A research collaboration led by the University of Technology Sydney (UTS) developed a nanocrystal growth technique that involves regulating the growth direction to synthesize programmable atomic thin layers and arbitrary barcoded nanorods, with uniform morphology.

The outcome is millions of diverse nanobarcodes that can constitute a “library” for future nanoscale sensing applications.

The team expects that these barcode structures will gain wide interests in various applications as nanocarriers of information for data storage, life sciences, and bio-nanotechnology, once they are integrated into a range of matrices.

According to Dr Shihui Wen, lead author of the study, the study offers a benchmark that will unlock the ability to design smaller nanophotonics devices.

The inorganic nanobarcode structures are rigid, and it is easy to control the composite, thickness and distance accuracy between different functional segments for geometrical barcoding beyond the optical diffraction limit.

Dr Shihui Wen, Study Lead Author, Institute of Biomedical Materials and Devices, University of Technology Sydney

Because they are chemically and optically stable, the nanoscopic barcodes can be used as carriers for drug delivery and tracking into the cell, once the surface of the barcode structures is further modified and functionalized with probe molecules and cargos,” added Dr Wen.

Moreover, the researchers achieved another innovation with the creation of a novel, tandem decoding system that uses super-resolution nanoscopy to characterize diverse optical barcodes inside the diffraction limit.

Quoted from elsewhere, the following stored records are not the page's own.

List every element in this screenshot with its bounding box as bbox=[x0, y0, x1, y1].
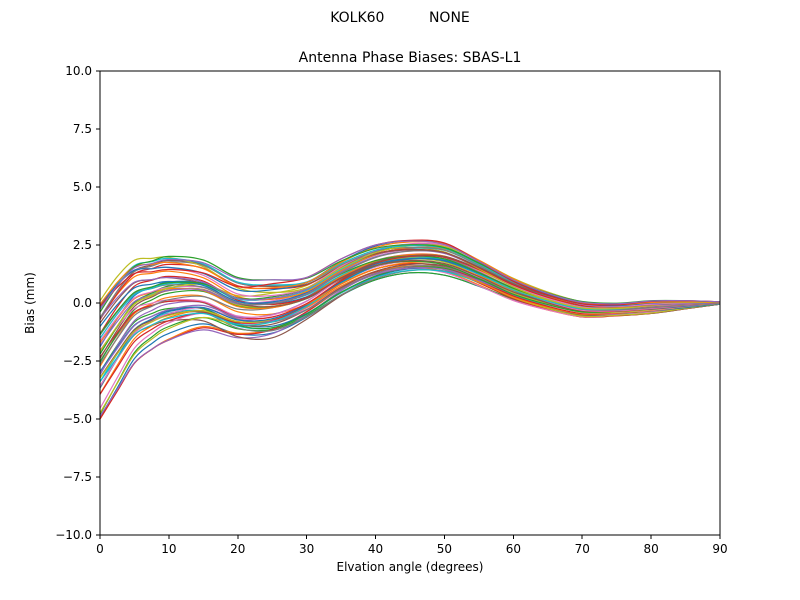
series-line bbox=[99, 244, 721, 313]
x-tick-label: 40 bbox=[368, 542, 383, 556]
chart-title: Antenna Phase Biases: SBAS-L1 bbox=[298, 50, 522, 66]
x-tick-label: 20 bbox=[230, 542, 245, 556]
axis-ticks bbox=[96, 70, 721, 539]
x-tick-label: 0 bbox=[96, 542, 104, 556]
x-axis-label: Elvation angle (degrees) bbox=[336, 560, 484, 574]
x-tick-label: 10 bbox=[161, 542, 176, 556]
y-tick-label: 5.0 bbox=[73, 180, 92, 194]
figure-suptitle: KOLK60 NONE bbox=[330, 10, 470, 26]
x-tick-label: 60 bbox=[506, 542, 521, 556]
y-tick-label: 0.0 bbox=[73, 296, 92, 310]
series-line bbox=[99, 240, 721, 310]
x-tick-label: 80 bbox=[643, 542, 658, 556]
y-tick-label: 2.5 bbox=[73, 238, 92, 252]
y-axis-label: Bias (mm) bbox=[23, 272, 37, 334]
series-line bbox=[99, 271, 721, 415]
axes-spines bbox=[99, 70, 721, 536]
y-tick-label: 7.5 bbox=[73, 122, 92, 136]
x-tick-label: 30 bbox=[299, 542, 314, 556]
x-tick-label: 70 bbox=[575, 542, 590, 556]
y-tick-label: 10.0 bbox=[65, 64, 92, 78]
series-lines bbox=[99, 239, 721, 420]
series-line bbox=[99, 271, 721, 419]
x-tick-label: 50 bbox=[437, 542, 452, 556]
axis-tick-labels: 0 10 20 30 40 50 60 70 80 90 −10.0 −7.5 −5.0 −2.5 0.0 2… bbox=[55, 64, 727, 556]
y-tick-label: −7.5 bbox=[63, 470, 92, 484]
x-tick-label: 90 bbox=[712, 542, 727, 556]
y-tick-label: −5.0 bbox=[63, 412, 92, 426]
y-tick-label: −10.0 bbox=[55, 528, 92, 542]
y-tick-label: −2.5 bbox=[63, 354, 92, 368]
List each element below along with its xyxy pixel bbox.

Professor Dayong Jin, Director of the UTS Institute of Biomedical Materials and Devices (IBMD) and senior author of the study, stated that this kind of super resolution imaging cannot be performed by any existing commercial system.

We had to build the instrumentation to diagnose the sophisticated functions that can be intentionally built into the tiny nanorod. These together allow us to unlock the further potential for placing atomic molecules where we want them so we can continue to miniaturise devices. This was the first time we were able to use super resolution system to probe, activate and readout the specific functional segment within the nanorod.

Dayong Jin, Director, Institute of Biomedical Materials and Devices, University of Technology Sydney

Jin, who is also the co-director of UTS-SUStech Joint Research Centre, continued, “Imagine a tiny device, smaller than one thousandth the width of a human hair, and we can selectively activate a particular region of that device, see the optical properties, quantify them. This is the science now showing many new possibilities.”

The team hopes that the developed nanoscale optical devices could be utilized concurrently to tag various cellular species.

These devices are also readily applicable for high-security-level anticounterfeiting when different batches of them are blended with inks and can be readily printed on high-value products for authentication.

Dr Shihui Wen, Study Lead Author, Institute of Biomedical Materials and Devices, University of Technology Sydney

Journal Reference

Wen, S., et al. (2020) Nanorods with multidimensional optical information beyond the diffraction limit. Nature Communications. doi.org/10.1038/s41467-020-19952-x.